A simple way to make a closed-question and open one would be to phrase the beginning of your questions as "what are your thoughts on…" as opposed to "do you like…", as the latter invites as yes or no answer.
Open-ended questions are gateways to more conversation, remember that!
Compliment them

But be careful.
There's a wrong and right way to compliment someone. It's okay to compliment them once, maybe twice, about how they look to break the ice. But compliments based on appearance don't always go down well. You'll need to read the room and see what kind of person your date is.
If looks-based compliments are a no-go, find other things to compliment them on. Like if they posted some art they did recently, a photo they took on a recent trip or that their job sounds really interesting and you want to know more.

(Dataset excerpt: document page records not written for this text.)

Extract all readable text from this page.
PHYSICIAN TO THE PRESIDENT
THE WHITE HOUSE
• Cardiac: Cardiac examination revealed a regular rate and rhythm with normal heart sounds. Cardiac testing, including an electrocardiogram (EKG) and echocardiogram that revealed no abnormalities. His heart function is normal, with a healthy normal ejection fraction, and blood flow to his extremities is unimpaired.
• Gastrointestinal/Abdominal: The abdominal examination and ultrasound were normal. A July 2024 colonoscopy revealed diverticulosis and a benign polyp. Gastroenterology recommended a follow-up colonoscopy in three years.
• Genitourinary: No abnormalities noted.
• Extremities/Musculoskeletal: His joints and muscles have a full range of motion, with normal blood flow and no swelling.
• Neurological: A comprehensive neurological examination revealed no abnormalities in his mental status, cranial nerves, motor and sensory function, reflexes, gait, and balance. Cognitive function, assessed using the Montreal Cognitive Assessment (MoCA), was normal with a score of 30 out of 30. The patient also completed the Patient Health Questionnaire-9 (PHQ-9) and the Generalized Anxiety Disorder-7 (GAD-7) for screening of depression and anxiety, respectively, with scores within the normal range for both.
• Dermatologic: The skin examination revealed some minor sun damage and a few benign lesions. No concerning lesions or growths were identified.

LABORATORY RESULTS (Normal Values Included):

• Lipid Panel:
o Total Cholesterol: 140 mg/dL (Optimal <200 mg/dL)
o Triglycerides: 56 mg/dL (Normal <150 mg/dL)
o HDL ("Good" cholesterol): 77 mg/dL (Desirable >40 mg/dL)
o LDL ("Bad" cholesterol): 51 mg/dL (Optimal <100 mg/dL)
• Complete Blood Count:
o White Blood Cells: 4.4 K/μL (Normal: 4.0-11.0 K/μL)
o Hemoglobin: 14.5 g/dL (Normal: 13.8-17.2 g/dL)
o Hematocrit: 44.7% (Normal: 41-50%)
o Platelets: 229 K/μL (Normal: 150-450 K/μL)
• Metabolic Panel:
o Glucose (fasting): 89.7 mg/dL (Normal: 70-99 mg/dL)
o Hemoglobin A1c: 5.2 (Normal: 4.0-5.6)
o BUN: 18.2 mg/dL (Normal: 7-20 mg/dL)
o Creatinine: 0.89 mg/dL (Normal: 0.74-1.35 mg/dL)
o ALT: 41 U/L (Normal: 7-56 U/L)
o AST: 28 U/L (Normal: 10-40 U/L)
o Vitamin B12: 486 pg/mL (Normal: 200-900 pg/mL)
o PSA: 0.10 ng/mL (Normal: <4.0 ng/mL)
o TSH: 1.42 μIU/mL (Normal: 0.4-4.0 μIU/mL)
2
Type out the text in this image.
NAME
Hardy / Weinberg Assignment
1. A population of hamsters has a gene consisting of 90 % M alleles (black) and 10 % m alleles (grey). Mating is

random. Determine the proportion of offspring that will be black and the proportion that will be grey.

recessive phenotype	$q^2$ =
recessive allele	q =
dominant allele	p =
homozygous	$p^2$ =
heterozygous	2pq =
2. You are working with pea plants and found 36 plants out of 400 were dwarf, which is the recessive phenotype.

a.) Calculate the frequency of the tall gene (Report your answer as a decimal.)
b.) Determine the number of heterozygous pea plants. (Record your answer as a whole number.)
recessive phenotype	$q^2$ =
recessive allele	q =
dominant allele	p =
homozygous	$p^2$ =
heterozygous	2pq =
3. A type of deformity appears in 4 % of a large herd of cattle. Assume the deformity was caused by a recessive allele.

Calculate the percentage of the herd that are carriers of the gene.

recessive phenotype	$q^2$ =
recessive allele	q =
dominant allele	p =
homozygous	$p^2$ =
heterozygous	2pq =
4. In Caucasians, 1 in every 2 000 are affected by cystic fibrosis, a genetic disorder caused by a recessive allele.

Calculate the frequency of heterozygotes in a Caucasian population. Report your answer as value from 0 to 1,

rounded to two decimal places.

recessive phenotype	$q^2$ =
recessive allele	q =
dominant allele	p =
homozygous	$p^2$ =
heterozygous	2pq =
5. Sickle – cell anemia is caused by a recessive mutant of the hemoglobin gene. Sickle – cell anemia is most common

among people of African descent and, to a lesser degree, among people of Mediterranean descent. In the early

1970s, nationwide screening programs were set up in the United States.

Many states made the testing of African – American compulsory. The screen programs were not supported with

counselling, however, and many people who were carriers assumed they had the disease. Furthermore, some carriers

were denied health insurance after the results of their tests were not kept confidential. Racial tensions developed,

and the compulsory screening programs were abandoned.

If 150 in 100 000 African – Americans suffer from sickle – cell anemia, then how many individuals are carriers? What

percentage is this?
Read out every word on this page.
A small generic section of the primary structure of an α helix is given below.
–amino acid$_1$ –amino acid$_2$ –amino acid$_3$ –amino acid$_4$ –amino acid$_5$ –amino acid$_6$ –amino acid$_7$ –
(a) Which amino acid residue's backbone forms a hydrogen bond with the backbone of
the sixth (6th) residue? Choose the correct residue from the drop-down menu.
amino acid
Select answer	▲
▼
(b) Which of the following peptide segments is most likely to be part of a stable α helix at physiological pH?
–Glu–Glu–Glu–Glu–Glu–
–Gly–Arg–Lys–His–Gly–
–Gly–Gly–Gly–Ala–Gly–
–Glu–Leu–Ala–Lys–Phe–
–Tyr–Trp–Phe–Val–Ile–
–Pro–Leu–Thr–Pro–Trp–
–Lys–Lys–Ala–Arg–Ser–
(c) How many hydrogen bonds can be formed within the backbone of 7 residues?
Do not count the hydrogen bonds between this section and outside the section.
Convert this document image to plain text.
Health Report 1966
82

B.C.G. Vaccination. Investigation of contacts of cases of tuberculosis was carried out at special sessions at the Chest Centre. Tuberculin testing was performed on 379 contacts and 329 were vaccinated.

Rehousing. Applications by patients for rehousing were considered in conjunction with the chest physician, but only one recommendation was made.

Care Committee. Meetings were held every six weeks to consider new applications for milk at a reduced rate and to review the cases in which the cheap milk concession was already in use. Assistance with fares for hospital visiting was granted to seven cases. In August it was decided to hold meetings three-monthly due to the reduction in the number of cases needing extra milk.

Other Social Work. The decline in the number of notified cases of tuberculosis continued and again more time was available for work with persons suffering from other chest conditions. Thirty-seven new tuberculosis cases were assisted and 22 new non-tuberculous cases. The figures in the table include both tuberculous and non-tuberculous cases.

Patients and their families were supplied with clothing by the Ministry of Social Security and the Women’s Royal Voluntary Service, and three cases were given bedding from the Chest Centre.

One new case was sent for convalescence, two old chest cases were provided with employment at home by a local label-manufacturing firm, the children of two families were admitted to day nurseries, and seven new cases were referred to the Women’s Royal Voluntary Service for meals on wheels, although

When compliments are done right, it shows confidence and that you notice things in others. Your date, no, anyone would appreciate this.
Refer back to earlier conversations
If you really are struggling for topics to discuss or you're getting nervous, don't be afraid to refer back to earlier conversations.
Maybe there's something you want to know more about that they touched upon. Use your earlier conversations to your advantage.
This could look like asking questions about their job, hobbies, their sense of humour (based on the memes and TikToks they're sending you). Only you're privy to this, so have a little read back through your messages prior to the date.
Stop exaggerating
It's good to be proud of your achievements, but if you're making every statement about you achieving or being good at something, then this can come across as obnoxious.
Don't be afraid to admit a few flaws. Maybe you keep setting the fire alarm off when you cook, or you're thinking about transferring universities to pursue something else. Not only do these points of conversation show a more humble side to you, but it'll make your date warm to you a bit more.
Don't forget to have fun

Dates aren't interviews. They're about having fun too! Dish out some in-jokes you've had already prior to the date or come up with new ones based on conversations you're having on the first date.
Having fun will draw out both of your qualities and more importantly, your compatibility. It'll ease the pressure off too.